Mi sentivo come un pulcino nella stoppia. Per fortuna, chi mi aveva preceduto nell’incarico, fra Gottardello, accettò di starmi vicino per un anno, illustrandomi via via tutto quel che serviva per ogni singola occasione: dalla solennità di san Francesco a quella dell’Immacolata, poi il Natale, il presepio, fino alla festa del Santo il 13 giugno: momenti, questi, abbastanza delicati e complessi da gestire, con mille cose da far muovere, ma dietro alle quali, per fortuna, c’è una struttura collaudata e volonterosa che agisce a memoria. Fu un apprendistato straordinario che mi ha permesso di impossessarmi della materia e di affrontare, con meno patemi d’animo, tutte le successive ricorrenze, dal Centenario della nascita del Santo al Giubileo, fino alla grande Ostensione delle spoglie mortali di Antonio, lo scorso anno, in occasione della loro traslazione nella Cappella restituita al suo luminoso splendore. Senza dimenticare le esigenze quotidiane, che mi portano anche a coordinare con le maestranze i tempi del lavoro di restauro perché non disturbino i pellegrini. Tutto questo potendo disporre di un gruppo di confratelli con i quali ho instaurato un clima di preziosa collaborazione».

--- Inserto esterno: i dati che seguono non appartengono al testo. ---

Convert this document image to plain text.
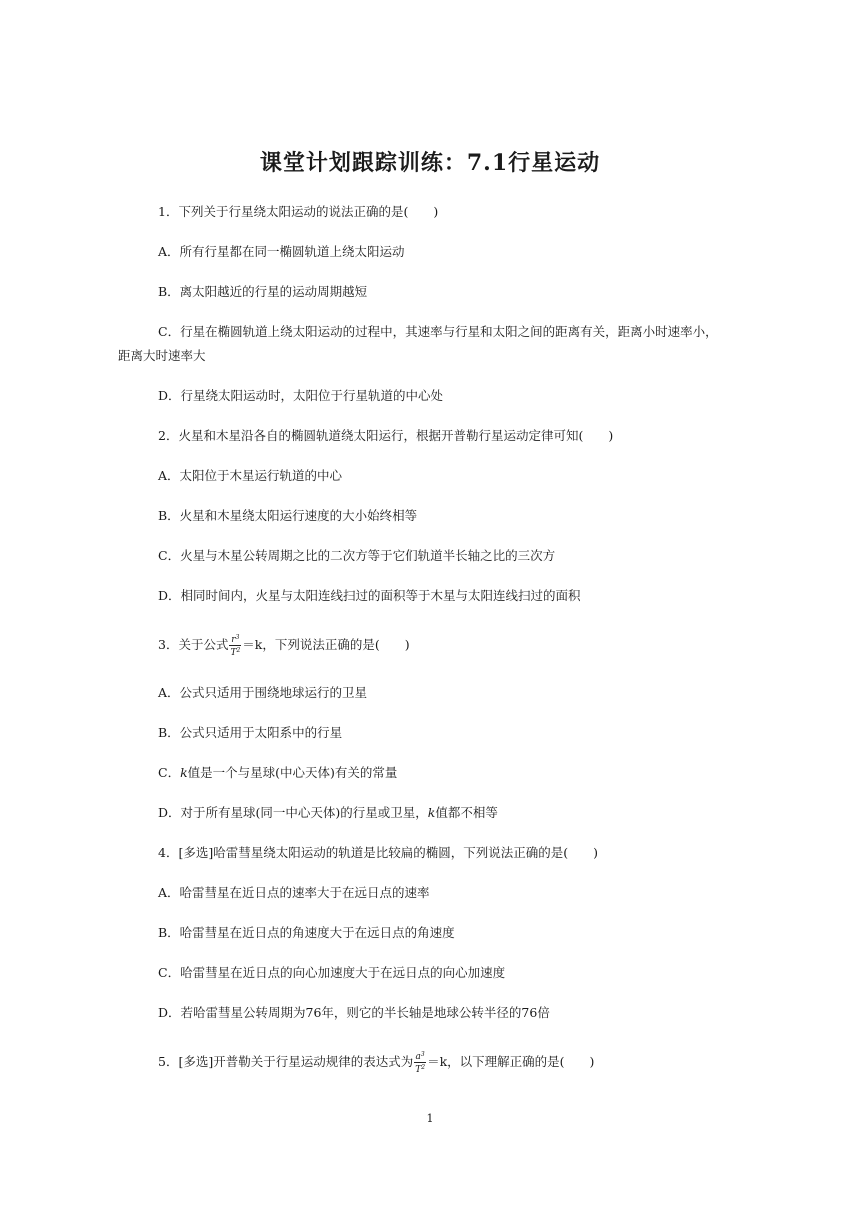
课堂计划跟踪训练：7.1行星运动
1．下列关于行星绕太阳运动的说法正确的是(　　)
A．所有行星都在同一椭圆轨道上绕太阳运动
B．离太阳越近的行星的运动周期越短
C．行星在椭圆轨道上绕太阳运动的过程中，其速率与行星和太阳之间的距离有关，距离小时速率小，
距离大时速率大
D．行星绕太阳运动时，太阳位于行星轨道的中心处
2．火星和木星沿各自的椭圆轨道绕太阳运行，根据开普勒行星运动定律可知(　　)
A．太阳位于木星运行轨道的中心
B．火星和木星绕太阳运行速度的大小始终相等
C．火星与木星公转周期之比的二次方等于它们轨道半长轴之比的三次方
D．相同时间内，火星与太阳连线扫过的面积等于木星与太阳连线扫过的面积
3．关于公式 $\frac{r^3}{T^2} =k$，下列说法正确的是(　　)
A．公式只适用于围绕地球运行的卫星
B．公式只适用于太阳系中的行星
C．k值是一个与星球(中心天体)有关的常量
D．对于所有星球(同一中心天体)的行星或卫星，k值都不相等
4．[多选]哈雷彗星绕太阳运动的轨道是比较扁的椭圆，下列说法正确的是(　　)
A．哈雷彗星在近日点的速率大于在远日点的速率
B．哈雷彗星在近日点的角速度大于在远日点的角速度
C．哈雷彗星在近日点的向心加速度大于在远日点的向心加速度
D．若哈雷彗星公转周期为76年，则它的半长轴是地球公转半径的76倍
5．[多选]开普勒关于行星运动规律的表达式为 $\frac{a^3}{T^2} =k$，以下理解正确的是(　　)
1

I rari incontri con i pellegrini
Fra Claudio non ha molte occasioni di incontro con i pellegrini. A volte, però, succede. «Un giorno vidi un signore giovane, con accanto il figlioletto, piangere disperatamente. “Deve essergli successo qualcosa di grave per piangere così”, pensai. Glielo chiesi con discrezione. E lui mi raccontò di sua moglie con un cancro al cervello ormai prossima alla fine. Non sapevo che dire, ma d’incanto ricordai un pensiero letto da poco: che non è necessario un lungo tempo per realizzare un bel progetto. Glielo dissi: “Sposandovi, vi siete promessi amore per sempre, indipendentemente dal tempo che avreste trascorso insieme. A voi ora resta pochissimo tempo: cerchi di viverlo nel modo più intenso possibile, accanto a sua moglie, e prepari suo figlio a questa inevitabile dipartita”. Lo dissi così, semplicemente, come mi veniva dal cuore… Sei mesi dopo, mi giunse una lettera: era quel signore che mi ringraziava, perché la cosa aveva funzionato. Sant’Antonio me l’aveva suggerita giusta!». Un contatto con i devoti, sia pure indiretto, fra Claudio ce l’ha ogni giorno. Spetta a lui raccogliere le lettere che i devoti, rispondendo al progetto «Caro sant’Antonio», lasciano in Basilica. «Sono fasci di suppliche che misurano il dolore e le speranze della gente, ma anche tutta la mia impotenza. Allora dico al Santo: “Caro sant’Antonio, io non so che fare, più che sostenere con la mia la loro preghiera, ma tu che sei grande e potente amico di Dio, non lasciare nessuno a mani o a cuore vuoto”».
Il custode miracolato
Anche fra Claudio un giorno ha avuto bisogno del Santo e non per un problema di «regia». «Sei anni fa, mentre sistemavo degli scaffali, sono caduto da un’altezza di cinque metri, sufficiente per provocare una tragedia. Invece, scivolando lungo alcune assi, ho rallentato la caduta, provocandomi “solo” una tripla frattura del bacino. Nessun medico sapeva dirmi come si sarebbe alla fine risolta la faccenda: tutto della mia vita sarebbe potuto cambiare.
Ho chiesto anch’io al Santo di darmi “un’occhiatina benevola”. Dopo un delicato intervento, mi sono sorbito otto mesi di convalescenza e relative terapie. Pareva tutto risolto e invece una seconda caduta mi ha causato altri otto mesi di terapie, di attesa, di incertezze e di speranza. Ora eccomi qua, afflitto da un’impercettibile zoppia, con una resistenza limitata alla fatica, ma sempre all’opera. Sant’Antonio mi voleva ancora qui, al suo servizio, per permettere a chi viene a trovarlo di assaporare il giusto clima di spiritualità, di serenità, in linea con il tradizionale spirito di accoglienza e ospitalità che caratterizza da sempre i francescani».